Changing agricultural practices and the use of rodenticides could also play a role. Rodenticides leave sick or dead mice and rats around, passing on the poisons to predators like weasels. The impact of rodenticides on other predators including raptors and bobcats has been traced in studies in California and elsewhere.
Changes in forests and predator communities have also been identified as a potential cause of decline. Owls and hawks have increased in population, so they could be preying on weasels. Abundant white-tailed deer populations have eliminated the understory of eastern forests, which could make weasels easier prey.
“There’s no smoking gun,” says Kays. “It could be a combination of factors.”
You Can Help
Kays says there’s a need to better track weasels, so that researchers can understand what’s happening. That includes designing camera trap sets specifically for weasels. With their small body size and quick movements, weasels captured by conventional trail camera sets may not reveal the species. Kays says that a baited box with a camera in it has proven effective in Europe, and gets the weasel right in front of the trap.

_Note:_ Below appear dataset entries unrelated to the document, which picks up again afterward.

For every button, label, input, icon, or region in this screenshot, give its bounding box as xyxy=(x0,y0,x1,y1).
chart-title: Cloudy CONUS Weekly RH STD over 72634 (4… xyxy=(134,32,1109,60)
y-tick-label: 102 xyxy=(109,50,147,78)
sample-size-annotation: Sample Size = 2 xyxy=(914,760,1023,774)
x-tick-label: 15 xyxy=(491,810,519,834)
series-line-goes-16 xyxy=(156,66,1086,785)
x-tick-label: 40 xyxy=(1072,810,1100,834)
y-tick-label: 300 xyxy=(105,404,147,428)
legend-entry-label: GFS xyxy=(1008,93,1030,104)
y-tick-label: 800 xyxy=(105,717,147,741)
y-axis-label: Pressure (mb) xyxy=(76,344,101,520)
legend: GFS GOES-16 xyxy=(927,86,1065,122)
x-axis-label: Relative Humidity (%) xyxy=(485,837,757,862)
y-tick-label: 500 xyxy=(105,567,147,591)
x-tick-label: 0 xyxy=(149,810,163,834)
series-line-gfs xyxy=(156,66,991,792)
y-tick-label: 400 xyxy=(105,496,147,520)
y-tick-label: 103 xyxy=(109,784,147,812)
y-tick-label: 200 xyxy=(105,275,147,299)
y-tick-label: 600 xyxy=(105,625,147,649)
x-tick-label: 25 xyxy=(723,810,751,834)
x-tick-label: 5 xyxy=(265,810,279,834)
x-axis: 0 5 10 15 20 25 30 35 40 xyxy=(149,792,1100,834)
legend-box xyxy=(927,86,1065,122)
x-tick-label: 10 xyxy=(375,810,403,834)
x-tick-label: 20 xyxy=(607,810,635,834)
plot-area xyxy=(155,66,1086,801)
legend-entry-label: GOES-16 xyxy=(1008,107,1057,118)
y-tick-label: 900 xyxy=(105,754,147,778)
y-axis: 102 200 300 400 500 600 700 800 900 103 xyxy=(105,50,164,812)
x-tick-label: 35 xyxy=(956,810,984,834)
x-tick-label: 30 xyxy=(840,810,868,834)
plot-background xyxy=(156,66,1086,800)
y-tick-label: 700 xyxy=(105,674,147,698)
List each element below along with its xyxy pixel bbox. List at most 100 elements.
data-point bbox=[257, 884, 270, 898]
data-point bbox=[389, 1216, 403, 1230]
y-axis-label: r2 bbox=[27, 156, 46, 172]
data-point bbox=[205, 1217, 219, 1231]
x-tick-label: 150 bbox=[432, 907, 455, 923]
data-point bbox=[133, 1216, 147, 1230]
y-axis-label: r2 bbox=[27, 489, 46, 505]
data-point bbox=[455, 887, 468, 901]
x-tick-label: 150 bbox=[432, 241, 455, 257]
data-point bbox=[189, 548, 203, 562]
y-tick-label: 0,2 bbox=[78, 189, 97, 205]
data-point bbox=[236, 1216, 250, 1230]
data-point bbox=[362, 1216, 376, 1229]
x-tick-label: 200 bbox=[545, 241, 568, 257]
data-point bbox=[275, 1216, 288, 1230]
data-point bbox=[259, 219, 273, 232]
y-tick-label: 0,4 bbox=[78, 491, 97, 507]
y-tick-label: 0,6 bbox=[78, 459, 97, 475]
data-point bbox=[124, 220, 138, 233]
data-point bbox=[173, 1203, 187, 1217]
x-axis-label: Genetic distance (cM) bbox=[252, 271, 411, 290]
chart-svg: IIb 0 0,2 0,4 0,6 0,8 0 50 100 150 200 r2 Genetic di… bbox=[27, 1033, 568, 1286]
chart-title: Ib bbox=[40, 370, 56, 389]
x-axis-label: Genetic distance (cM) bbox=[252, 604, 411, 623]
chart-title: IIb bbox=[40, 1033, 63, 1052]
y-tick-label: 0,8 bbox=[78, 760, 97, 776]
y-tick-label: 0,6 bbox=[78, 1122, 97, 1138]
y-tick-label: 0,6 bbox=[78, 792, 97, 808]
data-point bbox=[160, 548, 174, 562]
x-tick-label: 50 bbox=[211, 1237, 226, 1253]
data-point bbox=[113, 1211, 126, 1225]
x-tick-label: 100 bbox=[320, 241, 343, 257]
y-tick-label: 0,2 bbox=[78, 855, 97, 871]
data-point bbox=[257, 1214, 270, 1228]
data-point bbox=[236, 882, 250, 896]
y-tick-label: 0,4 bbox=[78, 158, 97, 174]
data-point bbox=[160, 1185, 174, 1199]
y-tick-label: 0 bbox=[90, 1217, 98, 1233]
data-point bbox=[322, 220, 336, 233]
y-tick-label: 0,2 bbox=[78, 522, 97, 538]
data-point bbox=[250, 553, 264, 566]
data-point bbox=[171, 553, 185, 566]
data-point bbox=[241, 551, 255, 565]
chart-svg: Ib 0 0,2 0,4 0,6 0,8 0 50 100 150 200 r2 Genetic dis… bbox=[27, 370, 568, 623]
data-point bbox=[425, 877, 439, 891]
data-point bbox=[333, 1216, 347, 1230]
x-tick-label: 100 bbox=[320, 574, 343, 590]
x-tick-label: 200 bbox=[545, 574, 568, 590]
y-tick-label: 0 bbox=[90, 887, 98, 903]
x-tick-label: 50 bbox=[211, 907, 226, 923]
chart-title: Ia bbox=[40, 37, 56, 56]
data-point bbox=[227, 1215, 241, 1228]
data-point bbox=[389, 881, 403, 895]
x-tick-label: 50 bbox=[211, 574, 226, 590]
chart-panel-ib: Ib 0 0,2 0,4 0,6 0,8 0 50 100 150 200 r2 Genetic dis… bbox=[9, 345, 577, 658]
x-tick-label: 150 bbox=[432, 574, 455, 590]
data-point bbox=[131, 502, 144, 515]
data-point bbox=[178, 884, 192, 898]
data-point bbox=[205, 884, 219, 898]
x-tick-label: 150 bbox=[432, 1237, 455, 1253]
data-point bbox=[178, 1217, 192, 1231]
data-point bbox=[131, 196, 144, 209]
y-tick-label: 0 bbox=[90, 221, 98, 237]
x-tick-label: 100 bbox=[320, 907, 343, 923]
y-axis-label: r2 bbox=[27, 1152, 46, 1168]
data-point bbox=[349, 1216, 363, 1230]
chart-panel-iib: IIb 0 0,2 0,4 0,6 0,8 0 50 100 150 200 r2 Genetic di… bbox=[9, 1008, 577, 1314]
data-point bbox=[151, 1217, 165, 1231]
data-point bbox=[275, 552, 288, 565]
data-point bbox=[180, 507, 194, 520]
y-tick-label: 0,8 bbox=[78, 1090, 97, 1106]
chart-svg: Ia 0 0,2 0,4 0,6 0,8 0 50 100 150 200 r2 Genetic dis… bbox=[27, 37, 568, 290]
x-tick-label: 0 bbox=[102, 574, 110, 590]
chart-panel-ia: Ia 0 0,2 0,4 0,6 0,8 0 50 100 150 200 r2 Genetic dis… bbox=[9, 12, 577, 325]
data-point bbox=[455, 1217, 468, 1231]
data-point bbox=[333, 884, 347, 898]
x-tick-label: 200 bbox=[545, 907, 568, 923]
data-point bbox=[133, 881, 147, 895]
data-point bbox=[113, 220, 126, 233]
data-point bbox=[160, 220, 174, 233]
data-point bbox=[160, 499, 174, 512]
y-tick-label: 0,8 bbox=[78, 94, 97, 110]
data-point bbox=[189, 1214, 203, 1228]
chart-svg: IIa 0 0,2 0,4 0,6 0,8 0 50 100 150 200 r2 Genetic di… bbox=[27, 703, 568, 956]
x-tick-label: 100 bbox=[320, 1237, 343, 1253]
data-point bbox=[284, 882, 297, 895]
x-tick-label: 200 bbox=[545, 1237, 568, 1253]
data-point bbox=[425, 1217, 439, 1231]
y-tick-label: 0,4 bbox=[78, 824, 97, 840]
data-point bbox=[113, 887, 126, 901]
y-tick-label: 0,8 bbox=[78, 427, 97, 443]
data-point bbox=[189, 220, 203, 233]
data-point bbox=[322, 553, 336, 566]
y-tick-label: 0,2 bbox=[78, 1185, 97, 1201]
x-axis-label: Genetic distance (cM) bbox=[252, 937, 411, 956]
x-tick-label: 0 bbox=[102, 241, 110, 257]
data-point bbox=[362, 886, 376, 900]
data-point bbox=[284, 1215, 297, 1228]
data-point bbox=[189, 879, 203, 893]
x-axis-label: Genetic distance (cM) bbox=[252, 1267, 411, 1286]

“We need to find the right set and the right baits and lures and get dialed in specifically for weasels,” he says. “That’s a real priority.”
There’s also a role for you. Citizen science data is a tremendous help, and has already tracked likely declines and disappearances. For mammal watchers, backyard nature lovers and trail-camera enthusiasts alike, a weasel is a special sighting.
But that sighting should be more than a memory. Share your photo on iNaturalist, where researchers can access it. And if you’re a photographer, make sure to get a photo of the tail: that is a key diagnostic in distinguishing the species.
“We are really trying to put weasels on the radar,” says Kays. “If you take a photo of a weasel, we would love to see it. Small carnivores are important species in their ecosystems. There are still a lot of weasels in North America. But now is the time to get a better idea what’s happening, so that we can address the situation before it becomes critical.”